Relendo hoje O tupi e o alaúde  fica evidente o quanto esses prós e contras, ataques e defesas, por ele suscitados, estão aquém de suas qualidades. Elas não são, de modo algum, provocadoras, como em reptos circunstanciais e imediatos. Se o fossem, o livro teria perdido seu interesse e permanência. Ao contrário, confirma-se como análise essencial de uma obra maior da literatura brasileira, Macunaíma.

Gilda de Mello e Souza expõe os vínculos de Macunaíma com a organização de formas próprias à música popular (mas entenda-se popular não como a produção ligada à indústria do disco, música para a qual, diga-se de passagem, Mário de Andrade não tinha muita indulgência; trata-se aqui daquilo que se convencionou chamar de folclore); e termina por um paralelo iluminador entre Macunaíma e o romance arturiano, mais precisamente a busca do Graal.

A autora situa bem a obra dentro da perspectiva nacionalista que, em 1928, o ano da publicação de Macunaíma, era aguda na concepção de Mário de Andrade. Mas o nacionalismo, que foi uma determinante genética de primeira importância para a obra, forma hoje seu sentido mais discutível e datado. Em O tupi e o alaúde toma o posto de circunstância histórica, cedendo lugar ao caráter universal que o livro, de fato, possui.

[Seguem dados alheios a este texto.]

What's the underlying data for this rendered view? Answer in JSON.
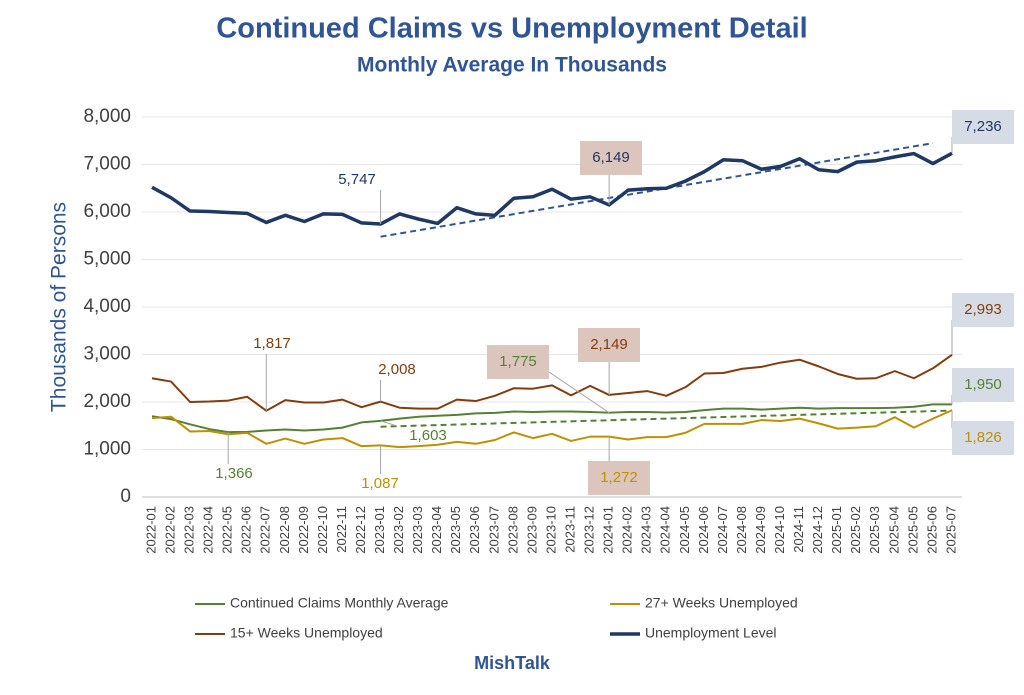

O tupi e o alaúde tornou-se uma referência clássica. Traz consigo outra coisa, porém: seu caráter de trabalho intelectual exemplar. Clássico e exemplar, isto é, aquilo que deve ser ensinado nas classes e que deve servir de exemplo. Gilda de Mello e Souza afasta toda aplicação estreita de métodos, todo espírito de sistema, expondo, por intuições seguras e conhecimentos sólidos, algumas das significações mais profundas do objeto que analisa. Seu texto é rigoroso, suas demonstrações mostram-se sempre fundadas. Pelo rigor demonstrativo, nem sequer pode-se dizer que possua caráter ensaístico. Busca uma compreensão direta das questões trazidas pela obra com os mais adequados instrumentos. Não é, de modo nenhum, antiacadêmico: suas qualidades são aquelas que todo texto universitário deveria possuir. Pode provocar apenas um lamento: que a autora não tenha publicado mais.

Seus alunos de 30 ou 35 anos atrás perceberão, no livro, várias idéias que a autora expunha em seus cursos. Mas lembrar-se-ão também de muitas outras análises fecundas que ela expunha, e nunca surgiram impressas. Terão guardado na memória conversas notáveis, onde podia brilhar uma comparação entre o livro de Mário de Andrade e o filme de Joaquim Pedro de Andrade, para permanecermos apenas no âmbito de Macunaíma. Gilda de Mello e Souza formou seus alunos insistindo no papel essencial da intuição e no modo de cultivá-la, na maneira de interrogar e amar uma obra, na fundamentação das hipóteses, no rigor necessário do pensamento. Tudo isso está presente no espírito de seus escritos que, por serem raros, tornam-se ainda mais preciosos.

Jorge Coli é professor titular de História da Arte e da Cultura no departamento de História da Unicamp. Foi aluno de Gilda de Mello e Souza no departamento de Filosofia da USP.